Gas pipeline maintenance drives prices up

Gas prices continued to go up on Wednesday, amid unplanned maintenance and bullish moves on the carbon market.

Gas prices Contracts across the curve pushed higher as the session progressed, with both the front-month and front-season contracts breaking out to test the 65p/therm psychological level, before retreating back to close circa 0.07p/kWh below their previous settlements.

Capacity restrictions in both the UK and Norway may be the prime reason for increases to contracts at the front-end; according to data from National Gas, 6mcm/day was being taken offline at Barrow (North Terminal) due to a technical process issue, this coincided with reduced capacity totaling 12mcm/day at Norway’s Skarv field, limiting exports to the UK and EU (data from offshore operator Gassco).

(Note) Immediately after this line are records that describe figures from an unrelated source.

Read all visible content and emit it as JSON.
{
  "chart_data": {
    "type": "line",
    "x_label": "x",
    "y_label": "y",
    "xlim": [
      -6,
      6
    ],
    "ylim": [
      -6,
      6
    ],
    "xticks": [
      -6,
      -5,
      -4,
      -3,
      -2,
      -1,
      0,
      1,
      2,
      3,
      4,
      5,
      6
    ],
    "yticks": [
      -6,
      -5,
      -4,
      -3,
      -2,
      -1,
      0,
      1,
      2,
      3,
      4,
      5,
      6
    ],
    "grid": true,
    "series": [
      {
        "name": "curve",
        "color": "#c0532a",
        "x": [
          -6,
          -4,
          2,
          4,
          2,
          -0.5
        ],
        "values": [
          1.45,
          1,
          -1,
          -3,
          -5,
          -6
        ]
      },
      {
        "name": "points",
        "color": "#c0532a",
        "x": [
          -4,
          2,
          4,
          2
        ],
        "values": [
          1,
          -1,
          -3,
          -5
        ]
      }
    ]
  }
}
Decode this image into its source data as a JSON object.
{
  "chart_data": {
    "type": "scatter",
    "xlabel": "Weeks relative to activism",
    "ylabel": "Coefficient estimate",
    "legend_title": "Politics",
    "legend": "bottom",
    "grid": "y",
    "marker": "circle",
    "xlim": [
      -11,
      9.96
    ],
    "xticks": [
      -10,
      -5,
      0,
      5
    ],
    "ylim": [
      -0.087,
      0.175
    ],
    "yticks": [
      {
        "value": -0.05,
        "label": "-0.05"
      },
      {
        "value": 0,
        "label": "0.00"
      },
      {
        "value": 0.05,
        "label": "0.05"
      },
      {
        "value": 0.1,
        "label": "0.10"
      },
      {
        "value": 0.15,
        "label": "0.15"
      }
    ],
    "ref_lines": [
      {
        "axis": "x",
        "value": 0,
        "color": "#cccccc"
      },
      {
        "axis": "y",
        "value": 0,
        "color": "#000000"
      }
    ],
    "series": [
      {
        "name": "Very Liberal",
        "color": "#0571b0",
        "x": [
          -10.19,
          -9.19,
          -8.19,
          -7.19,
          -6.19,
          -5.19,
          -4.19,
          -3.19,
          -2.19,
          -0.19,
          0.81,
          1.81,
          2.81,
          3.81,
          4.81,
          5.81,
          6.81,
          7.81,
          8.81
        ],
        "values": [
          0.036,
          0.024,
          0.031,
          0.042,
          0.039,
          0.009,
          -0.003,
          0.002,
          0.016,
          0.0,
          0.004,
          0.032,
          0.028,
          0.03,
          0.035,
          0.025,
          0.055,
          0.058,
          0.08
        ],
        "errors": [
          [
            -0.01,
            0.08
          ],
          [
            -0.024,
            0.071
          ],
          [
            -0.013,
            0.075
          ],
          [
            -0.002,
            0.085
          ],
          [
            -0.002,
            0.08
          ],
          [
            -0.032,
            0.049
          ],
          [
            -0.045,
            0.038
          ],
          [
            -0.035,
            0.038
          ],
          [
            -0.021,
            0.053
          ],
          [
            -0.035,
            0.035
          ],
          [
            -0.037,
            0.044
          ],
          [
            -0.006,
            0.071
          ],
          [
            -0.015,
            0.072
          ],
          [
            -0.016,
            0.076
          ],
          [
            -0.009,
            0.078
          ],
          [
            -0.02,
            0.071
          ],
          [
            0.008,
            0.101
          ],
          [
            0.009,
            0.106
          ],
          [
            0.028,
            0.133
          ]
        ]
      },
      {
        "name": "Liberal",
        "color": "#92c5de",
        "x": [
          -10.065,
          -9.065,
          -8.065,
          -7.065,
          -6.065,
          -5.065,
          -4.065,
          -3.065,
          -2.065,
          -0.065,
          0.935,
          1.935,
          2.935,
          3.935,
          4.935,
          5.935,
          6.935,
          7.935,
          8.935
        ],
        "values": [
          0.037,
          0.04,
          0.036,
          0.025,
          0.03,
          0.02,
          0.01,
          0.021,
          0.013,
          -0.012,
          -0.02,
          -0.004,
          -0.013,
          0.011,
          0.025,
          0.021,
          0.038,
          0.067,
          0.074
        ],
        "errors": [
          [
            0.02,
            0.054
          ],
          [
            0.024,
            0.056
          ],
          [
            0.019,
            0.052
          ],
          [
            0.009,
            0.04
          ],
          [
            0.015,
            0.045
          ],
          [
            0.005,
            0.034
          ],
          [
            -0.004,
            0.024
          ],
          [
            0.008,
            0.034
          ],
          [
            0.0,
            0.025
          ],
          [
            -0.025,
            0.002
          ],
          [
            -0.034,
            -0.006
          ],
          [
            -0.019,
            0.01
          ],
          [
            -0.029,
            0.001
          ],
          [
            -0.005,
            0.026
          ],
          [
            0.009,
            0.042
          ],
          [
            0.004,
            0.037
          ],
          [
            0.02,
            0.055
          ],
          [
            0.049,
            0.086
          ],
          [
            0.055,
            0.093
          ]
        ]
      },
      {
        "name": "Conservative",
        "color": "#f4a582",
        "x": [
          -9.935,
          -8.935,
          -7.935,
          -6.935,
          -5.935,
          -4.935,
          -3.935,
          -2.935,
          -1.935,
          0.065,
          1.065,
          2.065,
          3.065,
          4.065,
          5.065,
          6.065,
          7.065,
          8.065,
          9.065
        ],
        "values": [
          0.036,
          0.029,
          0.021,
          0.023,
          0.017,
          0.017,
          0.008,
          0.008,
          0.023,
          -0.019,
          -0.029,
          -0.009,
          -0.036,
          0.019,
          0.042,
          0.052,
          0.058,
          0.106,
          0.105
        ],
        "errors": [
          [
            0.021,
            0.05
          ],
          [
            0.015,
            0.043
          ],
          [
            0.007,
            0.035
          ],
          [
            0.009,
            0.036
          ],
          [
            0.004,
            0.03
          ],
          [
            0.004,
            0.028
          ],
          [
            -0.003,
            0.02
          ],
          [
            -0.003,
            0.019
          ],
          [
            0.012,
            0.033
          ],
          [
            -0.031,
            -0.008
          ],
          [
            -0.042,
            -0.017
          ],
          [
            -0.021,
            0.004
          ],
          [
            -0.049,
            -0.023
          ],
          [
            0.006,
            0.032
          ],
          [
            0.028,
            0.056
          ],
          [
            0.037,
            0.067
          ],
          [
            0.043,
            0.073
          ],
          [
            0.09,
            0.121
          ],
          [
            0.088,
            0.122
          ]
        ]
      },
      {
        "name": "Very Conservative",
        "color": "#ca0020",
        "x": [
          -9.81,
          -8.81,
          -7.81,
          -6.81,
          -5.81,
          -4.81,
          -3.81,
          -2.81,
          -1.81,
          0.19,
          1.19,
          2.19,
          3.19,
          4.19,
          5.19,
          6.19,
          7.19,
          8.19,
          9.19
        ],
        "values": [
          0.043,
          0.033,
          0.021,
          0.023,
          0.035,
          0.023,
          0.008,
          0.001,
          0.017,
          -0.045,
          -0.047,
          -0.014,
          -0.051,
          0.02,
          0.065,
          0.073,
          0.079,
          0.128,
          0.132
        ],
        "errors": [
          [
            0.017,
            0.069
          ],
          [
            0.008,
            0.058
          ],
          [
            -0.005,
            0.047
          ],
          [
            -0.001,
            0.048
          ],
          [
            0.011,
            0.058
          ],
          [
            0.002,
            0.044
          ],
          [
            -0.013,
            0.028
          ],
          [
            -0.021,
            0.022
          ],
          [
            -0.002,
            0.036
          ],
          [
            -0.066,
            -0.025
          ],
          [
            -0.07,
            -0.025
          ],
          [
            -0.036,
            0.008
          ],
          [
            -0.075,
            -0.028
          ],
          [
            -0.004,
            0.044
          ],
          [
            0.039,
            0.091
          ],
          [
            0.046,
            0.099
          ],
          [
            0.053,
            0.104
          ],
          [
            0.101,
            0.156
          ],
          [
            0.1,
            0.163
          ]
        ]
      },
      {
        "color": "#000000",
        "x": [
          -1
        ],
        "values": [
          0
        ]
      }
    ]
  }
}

Contracts further out may have been influenced by sharp gains observed on the carbon market, according to data from ICE the Carbon EUA benchmark contract closed at just under €58/tonne, underlining an almost 11% increase in the contracts value since 23rd February.

In other news, the UK T-4 power auctions for 2027-28 concluded on 27th February. The auctions concluded with a clearing price of £65/kW/year, beating the record set last year and highlighting an increased role of gas-for-power in the UK’s power generation mix.

Natural gas prices have opened very much in line this morning, with the Summer 24 front-season contract currently being offered circa 0.02p/kWh below its previous settlement, although many contracts have yet to trade at time of writing.

In terms of UK’s current electricity demand, if we check the latest half hourly period at the time of writing (16:30 – 17:00), electricity demand is currently 36.42 GW’s in the UK.

In terms of the generation mix, gas is currently the biggest contributor at 14.92 GW’s (38.59%). Wind power is a close second generating 9.73 GW’s (25.16%) of the UK’s total electricity.